Ou bien s’agit-il, dans cette affaire, de sauver deux ressortissants et de rassurer, dans un même mouvement, le marché économique français face à un nouveau territoire à conquérir ? Il y a fort à parier que l’investissement d’entreprises françaises en Irak dépende aussi de la résolution de la prise d’otages. Le français Alcatel aurait-il annoncé, en février 2004, l’ouverture officielle du premier réseau de téléphones portables dans le centre de l’Irak, Bagdad incluse [11], si des compatriotes avaient été enlevés au même moment ? La réponse semble évidente : non. Décourager la présence de sociétés économiques étrangères est d’ailleurs l’un des buts visés lors des enlèvements. Notamment lorsque ces sociétés sont associées à l’occupation militaire. Ne citons pour exemple que le sort de ce travailleur turc, pris en otage par un groupe irakien qui menaçait de le tuer si son entreprise ne cessait pas de travailler avec l’armée américaine [12].

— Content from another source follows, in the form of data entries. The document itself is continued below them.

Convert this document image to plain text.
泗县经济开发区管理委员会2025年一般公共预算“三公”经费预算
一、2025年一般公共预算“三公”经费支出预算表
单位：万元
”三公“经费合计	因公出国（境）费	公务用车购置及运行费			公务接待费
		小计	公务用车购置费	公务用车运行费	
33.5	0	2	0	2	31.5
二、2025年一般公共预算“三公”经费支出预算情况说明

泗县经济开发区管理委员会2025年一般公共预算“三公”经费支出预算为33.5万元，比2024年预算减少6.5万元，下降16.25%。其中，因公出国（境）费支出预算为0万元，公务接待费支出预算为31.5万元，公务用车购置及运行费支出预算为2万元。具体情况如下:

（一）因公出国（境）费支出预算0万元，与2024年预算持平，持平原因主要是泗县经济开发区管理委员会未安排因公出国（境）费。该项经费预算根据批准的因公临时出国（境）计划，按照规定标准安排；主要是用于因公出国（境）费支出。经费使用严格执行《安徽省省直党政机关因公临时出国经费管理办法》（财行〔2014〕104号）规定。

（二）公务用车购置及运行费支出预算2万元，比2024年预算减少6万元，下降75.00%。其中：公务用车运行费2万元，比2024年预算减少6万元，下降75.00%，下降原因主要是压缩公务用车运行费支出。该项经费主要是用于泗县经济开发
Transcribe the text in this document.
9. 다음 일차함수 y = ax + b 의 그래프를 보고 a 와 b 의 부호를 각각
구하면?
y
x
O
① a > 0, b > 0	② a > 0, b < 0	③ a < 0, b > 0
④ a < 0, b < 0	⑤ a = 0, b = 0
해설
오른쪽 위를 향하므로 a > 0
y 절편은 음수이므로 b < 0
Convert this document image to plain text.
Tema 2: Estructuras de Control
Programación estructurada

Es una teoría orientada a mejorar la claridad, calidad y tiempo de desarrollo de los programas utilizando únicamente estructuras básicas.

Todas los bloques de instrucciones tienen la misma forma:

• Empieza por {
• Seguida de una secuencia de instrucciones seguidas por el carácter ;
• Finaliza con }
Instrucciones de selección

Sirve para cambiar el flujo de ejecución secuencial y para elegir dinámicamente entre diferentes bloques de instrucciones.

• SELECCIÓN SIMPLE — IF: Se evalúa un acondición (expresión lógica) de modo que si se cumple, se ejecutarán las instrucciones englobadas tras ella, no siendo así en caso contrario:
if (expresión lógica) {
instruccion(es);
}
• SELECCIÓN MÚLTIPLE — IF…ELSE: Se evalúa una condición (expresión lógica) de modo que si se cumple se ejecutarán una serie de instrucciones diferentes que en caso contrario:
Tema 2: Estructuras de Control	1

L’une des seules boîtes françaises à qui l’instabilité politique irakienne et ses dangers quotidiens doivent profiter, c’est Géos : une « société de sécurité privée » (qui a dit « mercenaires » ?) qui a installé des bureaux à Ryad en avril 2003, soit peu après la fin officielle du conflit, comme l’a révélé CQFD. Cette bande de joyeux turlurons assure en effet la protection de trois sociétés françaises impliquées en Irak. Toutefois, « nous leur avons conseillé de se rendre sur le terrain pour le moment. Nous sommes payés pour protéger nos clients, pas pour faire la guerre. », expliquait Jacquet, porte-parole du groupe [13]. L’intérêt n’est certes pas de faire la guerre, mais d’en profiter…

Hertje


[1Le Canard enchaîné, 6 octobre 2004.

[2La Libre Belgique, 6 octobre 2004.

[3Le Soir, 5 octobre 2004.

[4Libération, 6 octobre 2004.

[5Le Canard enchaîné, 6 octobre 2004.

[6Ce mouvement est composé d’anciens du SAC, Service d’action civique.

[7Le Canard enchaîné, 6 octobre 2004.

[8La Libre Belgique, 6 octobre 2004.

[9Libération, 6 octobre 2004.

[10Le Soir, 25 septembre 2004.

[11Ce qu’il faut dire, détruire, découvrir…, 15 mars 2004.

[12Le Soir, 25 septembre 2004.

[13Ce qu’il faut dire, détruire, découvrir…, 15 mars 2004.